Pero la princesa restaba importancia a los comentarios de su esclava, al fin y al cabo, lo único que le gustaba de aquellas salidas era la sensación de que todavía quedaban personas que disfrutaban de una vida cotidiana. Miraba a las vendedoras de frutas y de mantas de algodón y las imaginaba antes de salir hacia el mercado, haciendo tortillas de maíz para el desayuno de su marido y de sus hijos pequeños. Prácticamente no hablaba con don Lorenzo, caminaban uno al lado del otro en silencio hasta que regresaban a casa.
Los paseos al mercado se convirtieron en costumbre. Al principio de cada semana el capitán recogía a la princesa y se encaminaban los dos hacia los puentes, sin necesidad de que don Lorenzo dijera adónde se dirigían. En una de las visitas a los puestos de los alfareros, el capitán levantó dos piezas de cerámica y se las mostró como si hubieran hablado de ellas anteriormente.

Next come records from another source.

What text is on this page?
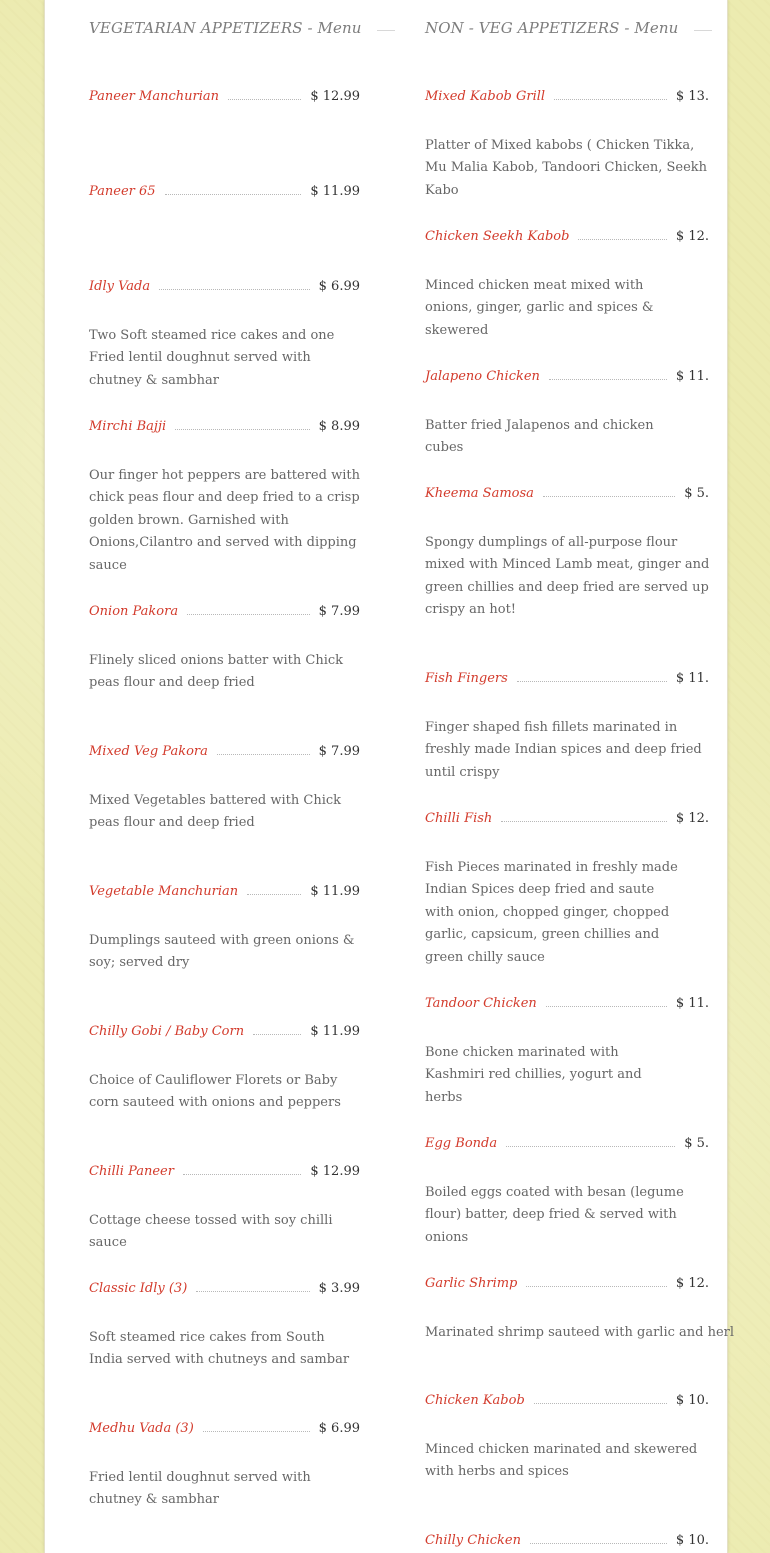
VEGETARIAN APPETIZERS - Menu
Paneer Manchurian	$ 12.99
Paneer 65	$ 11.99
Idly Vada	$ 6.99
Two Soft steamed rice cakes and one Fried lentil doughnut served with chutney & sambhar
Mirchi Bajji	$ 8.99
Our finger hot peppers are battered with chick peas flour and deep fried to a crisp golden brown. Garnished with Onions,Cilantro and served with dipping sauce
Onion Pakora	$ 7.99
Flinely sliced onions batter with Chick peas flour and deep fried
Mixed Veg Pakora	$ 7.99
Mixed Vegetables battered with Chick peas flour and deep fried
Vegetable Manchurian	$ 11.99
Dumplings sauteed with green onions & soy; served dry
Chilly Gobi / Baby Corn	$ 11.99
Choice of Cauliflower Florets or Baby corn sauteed with onions and peppers
Chilli Paneer	$ 12.99
Cottage cheese tossed with soy chilli sauce
Classic Idly (3)	$ 3.99
Soft steamed rice cakes from South India served with chutneys and sambar
Medhu Vada (3)	$ 6.99
Fried lentil doughnut served with chutney & sambhar
NON - VEG APPETIZERS - Menu
Mixed Kabob Grill	$ 13.
Platter of Mixed kabobs ( Chicken Tikka, Mu Malia Kabob, Tandoori Chicken, Seekh Kabo
Chicken Seekh Kabob	$ 12.
Minced chicken meat mixed with onions, ginger, garlic and spices & skewered
Jalapeno Chicken	$ 11.
Batter fried Jalapenos and chicken cubes
Kheema Samosa	$ 5.
Spongy dumplings of all-purpose flour mixed with Minced Lamb meat, ginger and green chillies and deep fried are served up crispy an hot!
Fish Fingers	$ 11.
Finger shaped fish fillets marinated in freshly made Indian spices and deep fried until crispy
Chilli Fish	$ 12.
Fish Pieces marinated in freshly made Indian Spices deep fried and saute with onion, chopped ginger, chopped garlic, capsicum, green chillies and green chilly sauce
Tandoor Chicken	$ 11.
Bone chicken marinated with Kashmiri red chillies, yogurt and herbs
Egg Bonda	$ 5.
Boiled eggs coated with besan (legume flour) batter, deep fried & served with onions
Garlic Shrimp	$ 12.
Marinated shrimp sauteed with garlic and herl
Chicken Kabob	$ 10.
Minced chicken marinated and skewered with herbs and spices
Chilly Chicken	$ 10.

– ¿En cuál crees que el alfarero ha mentido más?
La princesa le miró desconcertada, no comprendía cómo podía conocer la creencia de su pueblo de que los alfareros enseñaban a mentir al barro.
– Doña Beatriz me contó muchas cosas sobre vuestras tradiciones. Pero yo no creo que sea el barro el que miente, sino el alfarero. El barro no tiene capacidad de mentir, se entrega al alfarero y se deja moldear por sus manos. Sin embargo, el alfarero esconde su alma detrás de sus piezas, pero si no consigue la forma que busca, rompe la vasija para no revelar sus defectos. No mostrar los defectos es una forma de mentir, ¿no crees?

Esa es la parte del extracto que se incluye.